First, unless you're planning on doing some intense gaming or HEAVY-DUTY photo and video editing, you're building a system that is WAY overkill. I would seriously look into an AMD-based triple-core or quad-core, which should be half the cost and be more than enough for your needs.

Second, Intel boards are pieces of crap. You're basically limited to only running standard-issue low-performance parts at stock settings, and even that doesn't work sometimes. I would only get one if it was cheap and I was using it for a low-end machine to do office tasks.

Third, another thing the Asus board has over the Intel one is support for USB 3.0 and SATA 6Gb/s, which you'll definitely want if you're building a new machine now. So in that respect, and for the reasons mentioned above, if this was the only choice I had, I'd pay the extra $80 to get the Asus.
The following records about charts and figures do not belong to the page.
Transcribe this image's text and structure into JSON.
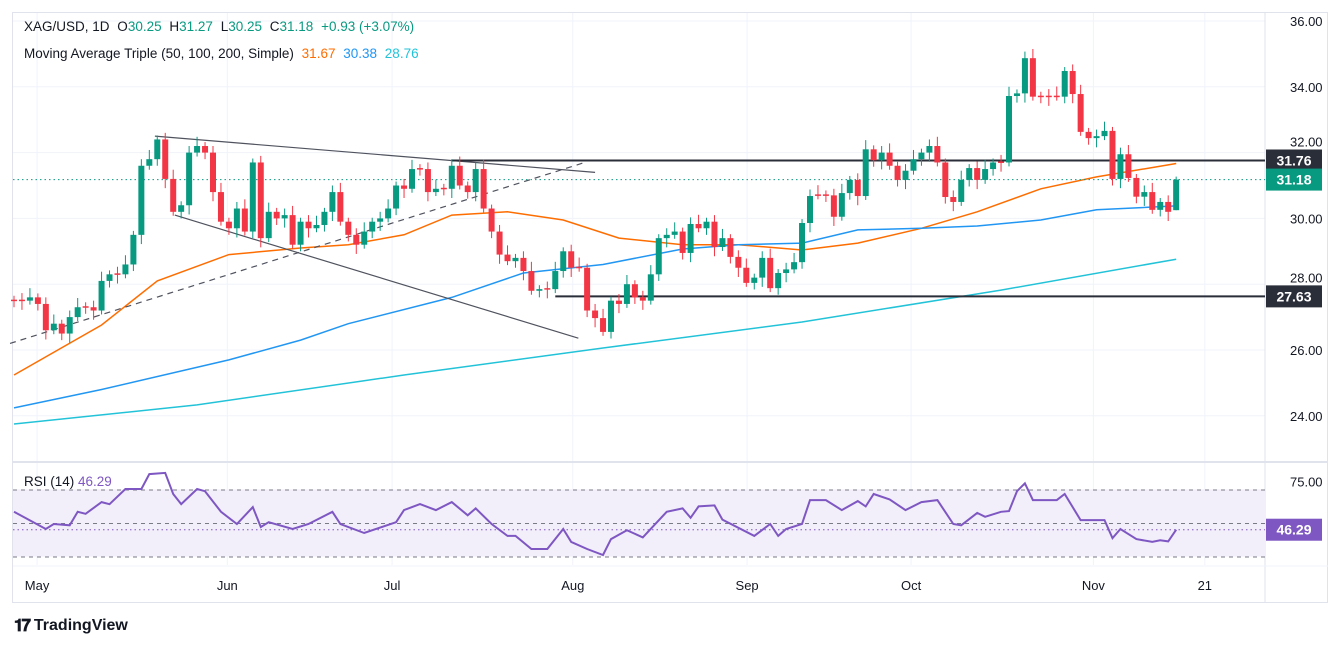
{
  "header": {
    "symbol": "XAG/USD, 1D",
    "o_label": "O",
    "o": "30.25",
    "h_label": "H",
    "h": "31.27",
    "l_label": "L",
    "l": "30.25",
    "c_label": "C",
    "c": "31.18",
    "change": "+0.93 (+3.07%)",
    "ma_label": "Moving Average Triple (50, 100, 200, Simple)",
    "ma50": "31.67",
    "ma100": "30.38",
    "ma200": "28.76"
  },
  "rsi_legend": {
    "label": "RSI (14)",
    "value": "46.29"
  },
  "brand": {
    "name": "TradingView"
  },
  "colors": {
    "up": "#089981",
    "down": "#f23645",
    "ma50": "#ff6d00",
    "ma100": "#2196f3",
    "ma200": "#22c3d8",
    "rsi": "#7e57c2",
    "level": "#2a2e39"
  },
  "chart_data": [
    {
      "type": "candlestick",
      "title": "XAG/USD, 1D",
      "ylim": [
        23,
        36.5
      ],
      "y_ticks": [
        "36.00",
        "34.00",
        "32.00",
        "30.00",
        "28.00",
        "26.00",
        "24.00"
      ],
      "y_tick_values": [
        36,
        34,
        32,
        30,
        28,
        26,
        24
      ],
      "x_ticks": [
        {
          "label": "May",
          "index": 2.9
        },
        {
          "label": "Jun",
          "index": 26.8
        },
        {
          "label": "Jul",
          "index": 47.5
        },
        {
          "label": "Aug",
          "index": 70.2
        },
        {
          "label": "Sep",
          "index": 92.1
        },
        {
          "label": "Oct",
          "index": 112.7
        },
        {
          "label": "Nov",
          "index": 135.6
        },
        {
          "label": "21",
          "index": 149.6
        }
      ],
      "close": [
        27.5,
        27.5,
        27.6,
        27.4,
        26.6,
        26.8,
        26.5,
        27.0,
        27.3,
        27.3,
        27.2,
        28.1,
        28.3,
        28.3,
        28.6,
        29.5,
        31.6,
        31.8,
        32.4,
        31.2,
        30.2,
        30.4,
        32.0,
        32.2,
        32.0,
        30.8,
        29.9,
        29.7,
        30.3,
        29.6,
        31.7,
        29.4,
        30.2,
        30.0,
        30.1,
        29.2,
        29.9,
        29.7,
        29.8,
        30.2,
        30.8,
        29.9,
        29.5,
        29.2,
        29.6,
        29.9,
        30.0,
        30.3,
        31.0,
        30.9,
        31.5,
        31.5,
        30.8,
        30.9,
        30.9,
        31.6,
        31.0,
        30.8,
        31.5,
        30.3,
        29.6,
        28.9,
        28.7,
        28.8,
        28.4,
        27.8,
        27.85,
        27.85,
        28.4,
        29.0,
        28.5,
        28.5,
        27.2,
        26.97,
        26.55,
        27.5,
        27.4,
        28.0,
        27.6,
        27.5,
        28.3,
        29.4,
        29.5,
        29.6,
        28.95,
        29.83,
        29.7,
        29.9,
        29.13,
        29.4,
        28.83,
        28.5,
        28.04,
        28.2,
        28.8,
        27.88,
        28.34,
        28.45,
        28.67,
        29.86,
        30.68,
        30.7,
        30.7,
        30.05,
        30.77,
        31.17,
        30.68,
        32.1,
        31.77,
        32.0,
        31.6,
        31.17,
        31.45,
        31.8,
        32.0,
        32.2,
        31.7,
        30.65,
        30.5,
        31.17,
        31.53,
        31.17,
        31.5,
        31.7,
        31.7,
        33.72,
        33.8,
        34.87,
        33.7,
        33.7,
        33.7,
        33.7,
        34.48,
        33.78,
        32.63,
        32.44,
        32.5,
        32.66,
        31.2,
        31.95,
        31.23,
        30.66,
        30.8,
        30.26,
        30.5,
        30.2,
        31.18
      ],
      "last_candle": {
        "open": 30.25,
        "high": 31.27,
        "low": 30.25,
        "close": 31.18
      },
      "moving_averages": [
        {
          "name": "SMA 50",
          "last": 31.67,
          "points": [
            [
              0,
              25.24
            ],
            [
              11,
              26.76
            ],
            [
              18,
              28.1
            ],
            [
              27,
              28.9
            ],
            [
              36,
              29.1
            ],
            [
              42,
              29.2
            ],
            [
              49,
              29.5
            ],
            [
              55,
              30.1
            ],
            [
              62,
              30.2
            ],
            [
              69,
              29.95
            ],
            [
              76,
              29.4
            ],
            [
              84,
              29.2
            ],
            [
              91,
              29.2
            ],
            [
              99,
              29.04
            ],
            [
              106,
              29.25
            ],
            [
              114,
              29.7
            ],
            [
              121,
              30.2
            ],
            [
              129,
              30.9
            ],
            [
              136,
              31.26
            ],
            [
              146,
              31.67
            ]
          ]
        },
        {
          "name": "SMA 100",
          "last": 30.38,
          "points": [
            [
              0,
              24.24
            ],
            [
              11,
              24.8
            ],
            [
              27,
              25.7
            ],
            [
              36,
              26.3
            ],
            [
              42,
              26.8
            ],
            [
              55,
              27.6
            ],
            [
              64,
              28.34
            ],
            [
              74,
              28.6
            ],
            [
              84,
              29.07
            ],
            [
              91,
              29.2
            ],
            [
              99,
              29.25
            ],
            [
              106,
              29.65
            ],
            [
              114,
              29.7
            ],
            [
              121,
              29.77
            ],
            [
              129,
              29.95
            ],
            [
              136,
              30.26
            ],
            [
              146,
              30.38
            ]
          ]
        },
        {
          "name": "SMA 200",
          "last": 28.76,
          "points": [
            [
              0,
              23.75
            ],
            [
              23,
              24.33
            ],
            [
              49,
              25.24
            ],
            [
              74,
              26.06
            ],
            [
              99,
              26.85
            ],
            [
              124,
              27.82
            ],
            [
              146,
              28.76
            ]
          ]
        }
      ],
      "trendlines": [
        {
          "style": "solid",
          "from": [
            17.7,
            32.5
          ],
          "to": [
            73,
            31.4
          ]
        },
        {
          "style": "solid",
          "from": [
            20.2,
            30.1
          ],
          "to": [
            70.9,
            26.36
          ]
        },
        {
          "style": "dashed",
          "from": [
            -0.5,
            26.2
          ],
          "to": [
            71.7,
            31.7
          ]
        }
      ],
      "horizontal_levels": [
        {
          "value": 31.76,
          "label": "31.76",
          "from_index": 55
        },
        {
          "value": 27.63,
          "label": "27.63",
          "from_index": 68
        }
      ],
      "last_price": {
        "value": 31.18,
        "label": "31.18"
      }
    },
    {
      "type": "line",
      "title": "RSI (14)",
      "ylim": [
        20,
        80
      ],
      "y_ticks": [
        "75.00"
      ],
      "bands": [
        70,
        50,
        30
      ],
      "last": {
        "value": 46.29,
        "label": "46.29"
      },
      "points": [
        [
          0,
          57
        ],
        [
          4,
          46.7
        ],
        [
          5,
          49.7
        ],
        [
          7,
          48.9
        ],
        [
          8,
          57
        ],
        [
          9,
          55.8
        ],
        [
          11,
          62.8
        ],
        [
          12,
          61.5
        ],
        [
          14,
          70.6
        ],
        [
          16,
          70.6
        ],
        [
          17,
          79.5
        ],
        [
          19,
          80.2
        ],
        [
          20,
          67.6
        ],
        [
          21,
          61.6
        ],
        [
          23,
          70.6
        ],
        [
          24,
          69.3
        ],
        [
          26,
          57
        ],
        [
          28,
          49.7
        ],
        [
          30,
          59.8
        ],
        [
          31,
          47.9
        ],
        [
          32,
          50.8
        ],
        [
          35,
          46.7
        ],
        [
          37,
          49.7
        ],
        [
          40,
          57
        ],
        [
          41,
          49.7
        ],
        [
          44,
          44.3
        ],
        [
          48,
          50.8
        ],
        [
          49,
          58
        ],
        [
          51,
          61.6
        ],
        [
          53,
          58
        ],
        [
          55,
          62.8
        ],
        [
          57,
          54.9
        ],
        [
          58,
          59
        ],
        [
          60,
          49.7
        ],
        [
          62,
          42.6
        ],
        [
          63,
          42.6
        ],
        [
          65,
          34.8
        ],
        [
          67,
          34.8
        ],
        [
          69,
          46.7
        ],
        [
          70,
          39
        ],
        [
          72,
          34.8
        ],
        [
          74,
          31.2
        ],
        [
          75,
          40.7
        ],
        [
          77,
          46
        ],
        [
          79,
          41.7
        ],
        [
          82,
          57
        ],
        [
          84,
          59
        ],
        [
          85,
          53.4
        ],
        [
          86,
          60.2
        ],
        [
          88,
          60.8
        ],
        [
          89,
          52.3
        ],
        [
          93,
          42.6
        ],
        [
          95,
          49.7
        ],
        [
          96,
          42.6
        ],
        [
          97,
          46.7
        ],
        [
          99,
          49.7
        ],
        [
          100,
          64
        ],
        [
          102,
          64
        ],
        [
          104,
          58
        ],
        [
          106,
          63.4
        ],
        [
          107,
          60.2
        ],
        [
          108,
          67.6
        ],
        [
          110,
          64.4
        ],
        [
          112,
          58
        ],
        [
          114,
          62.8
        ],
        [
          116,
          64
        ],
        [
          118,
          49.7
        ],
        [
          119,
          48.9
        ],
        [
          121,
          56.3
        ],
        [
          122,
          54
        ],
        [
          124,
          57
        ],
        [
          125,
          57.4
        ],
        [
          126,
          69.3
        ],
        [
          127,
          74
        ],
        [
          128,
          64
        ],
        [
          131,
          64
        ],
        [
          132,
          67.6
        ],
        [
          134,
          52
        ],
        [
          137,
          52
        ],
        [
          138,
          41.2
        ],
        [
          139,
          46.7
        ],
        [
          141,
          40.7
        ],
        [
          143,
          39
        ],
        [
          144,
          40
        ],
        [
          145,
          39.3
        ],
        [
          146,
          46.29
        ]
      ]
    }
  ]
}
However, you don't need a $300 board unless it's for SERIOUS gaming. If you go the AMD route, you can get a board with both of those features for less than half the price:

http://www.newegg.com/Product/Product.aspx?Item=N82E168...

So anyway ... it's up to you, but I'd say unless you're up to something you didn't mention in the original post, there's no need to spend upwards of $1,000 on a bleeding-edge machine when you can get an amazing, almost-bleeding-edge machine for $600 or so.